Thursday, December 1, 2016

Garbage Battle Is a SLAPP.

Indus. Waste & Debris Box. Serv., Inc. v. Murphy, No A142388 (D1d2 Oct. 28, 2016)

Defendant is a waste and recycling consultant. On behalf of Client, it wrote a report about recycling rates that was positive for Client but questioned the veracity of Client’s Competitor’s statements about how much of the waste it collected was ultimately recycled. Client ultimately submitted the report to a local government in Sonoma County, resulting in Client getting a waste hauling contract that Competitor previously held. Competitor sued Defendant for defamation and other similar causes of action.

If you haven’t yet guessed where this is going, you might be new to California.

Defendant filed an anti-SLAPP motion, which the trial court denied. It ruled that although the complaint arose from protected activity, Competitor had established a probability of prevailing.

The Court of Appeal reverses. If Defendant had sent its report directly to the government, this would be an easy question as the report would be a statement made in connection with an issue under consideration by a legislative or executive body, which is protected activity under Code of Civil Procedure § 425.16(e)(2). But the fact that Defendant gave it to Client who gave it to city puts a twist on the analysis.
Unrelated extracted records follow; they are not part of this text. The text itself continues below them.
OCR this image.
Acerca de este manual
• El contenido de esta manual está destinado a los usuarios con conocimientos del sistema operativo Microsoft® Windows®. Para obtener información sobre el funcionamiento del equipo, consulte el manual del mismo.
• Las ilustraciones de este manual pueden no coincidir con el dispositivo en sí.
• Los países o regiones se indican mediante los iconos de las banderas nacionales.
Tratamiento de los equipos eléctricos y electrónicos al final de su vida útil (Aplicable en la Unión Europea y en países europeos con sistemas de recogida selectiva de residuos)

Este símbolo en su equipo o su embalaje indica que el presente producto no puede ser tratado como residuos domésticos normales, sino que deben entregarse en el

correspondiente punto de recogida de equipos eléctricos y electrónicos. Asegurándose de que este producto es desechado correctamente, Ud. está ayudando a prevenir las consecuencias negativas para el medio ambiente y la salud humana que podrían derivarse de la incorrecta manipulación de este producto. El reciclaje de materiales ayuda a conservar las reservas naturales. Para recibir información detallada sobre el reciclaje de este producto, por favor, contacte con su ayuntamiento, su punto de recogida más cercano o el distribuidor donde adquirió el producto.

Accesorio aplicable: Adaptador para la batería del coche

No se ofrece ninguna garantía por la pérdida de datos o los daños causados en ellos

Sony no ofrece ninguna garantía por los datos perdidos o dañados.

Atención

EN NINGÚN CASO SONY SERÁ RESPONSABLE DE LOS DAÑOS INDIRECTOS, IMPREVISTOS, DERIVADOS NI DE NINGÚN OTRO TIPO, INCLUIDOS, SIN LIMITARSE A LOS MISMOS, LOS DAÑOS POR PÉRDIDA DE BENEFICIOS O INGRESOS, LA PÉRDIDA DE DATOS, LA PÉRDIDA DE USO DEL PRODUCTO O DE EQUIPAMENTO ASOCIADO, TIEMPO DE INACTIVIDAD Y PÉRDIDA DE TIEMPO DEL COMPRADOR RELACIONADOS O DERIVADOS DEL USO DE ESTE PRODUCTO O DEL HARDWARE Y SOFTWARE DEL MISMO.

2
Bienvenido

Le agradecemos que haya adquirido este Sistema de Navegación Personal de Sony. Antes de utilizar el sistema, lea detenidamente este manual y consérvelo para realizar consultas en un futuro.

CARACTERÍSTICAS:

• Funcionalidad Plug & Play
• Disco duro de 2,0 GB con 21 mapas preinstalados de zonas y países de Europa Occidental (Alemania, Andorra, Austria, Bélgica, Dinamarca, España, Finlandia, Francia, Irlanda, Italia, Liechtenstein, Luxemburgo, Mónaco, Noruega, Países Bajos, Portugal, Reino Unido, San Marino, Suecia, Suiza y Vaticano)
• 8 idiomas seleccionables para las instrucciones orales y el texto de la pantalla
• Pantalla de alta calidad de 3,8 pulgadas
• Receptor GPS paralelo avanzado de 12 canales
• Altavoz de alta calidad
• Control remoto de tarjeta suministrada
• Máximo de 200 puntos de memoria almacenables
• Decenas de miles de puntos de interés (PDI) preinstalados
The court decides it doesn’t need to resolve the (e)(2) question, because it finds the report is squarely within Code of Civil Procedure § 425.16(e)(4)s catchall for other “conduct in furtherance of the exercise of the constitutional right of petition or the constitutional right of free speech in connection with a public issue or an issue of public interest.” The report was clearly addressed to an issue of public interest, including whether government contractors were meeting appropriate government standards. Moreover, there is widespread governmental and public interest in the issue of waste reduction, as evidenced by the numerous bills addressed to the topic that have been enacted by the legislature over the past few years.

Competitor, however, claims that the report is commercial speech and thus either outside the scope of §425.16(e)(4) or within the commercial speech exception in § 425.17(c). If forfeited the former by failing to raise it in the trial court. As to the latter, the commercial speech exception applies only to a business statements about its own or a “business competitor’s” products or services. The statements must also be made for the purpose of promoting the defendant’s products or services and the intended audience must be the Defendants customers.

The exception founders on the fact that Defendant is not Competitor’s business competitor. Defendant is a consultant to Competitor’s competitor. And there’s no real evidence that Defendant had any expectation that the audience for its report was anyone other than Client. So the statute facially just does not apply. 

Nor is the court inclined to expand the definition of business competitor to include a implicit “acting on behalf of a competitor” extension. On this point, the court finds a structural argument particularly persuasive. Section 425.17(c)(2) specifically expands the “audience” requirement from an actual or potential customer by adding “a person likely to repeat the statement to, or otherwise influence,” a customer. But there isn’t a similar extension for those acting on behalf of a competitor.

The court goes on to disagree with the trial court on the merits, holding that Competitor did not actually establish a probability of prevailing. So little probability, in fact, that the complaint shouldn’t have survived a demurrer. And even considering the evidence, Competitor didn’t make out a prima facie case of defamation. In particular, Competitor offered only a declaration claiming that statements in the report were “not true.” But it didn’t offer any objective evidence that actually contradicted the truth of the statements themselves to substantiate its claim.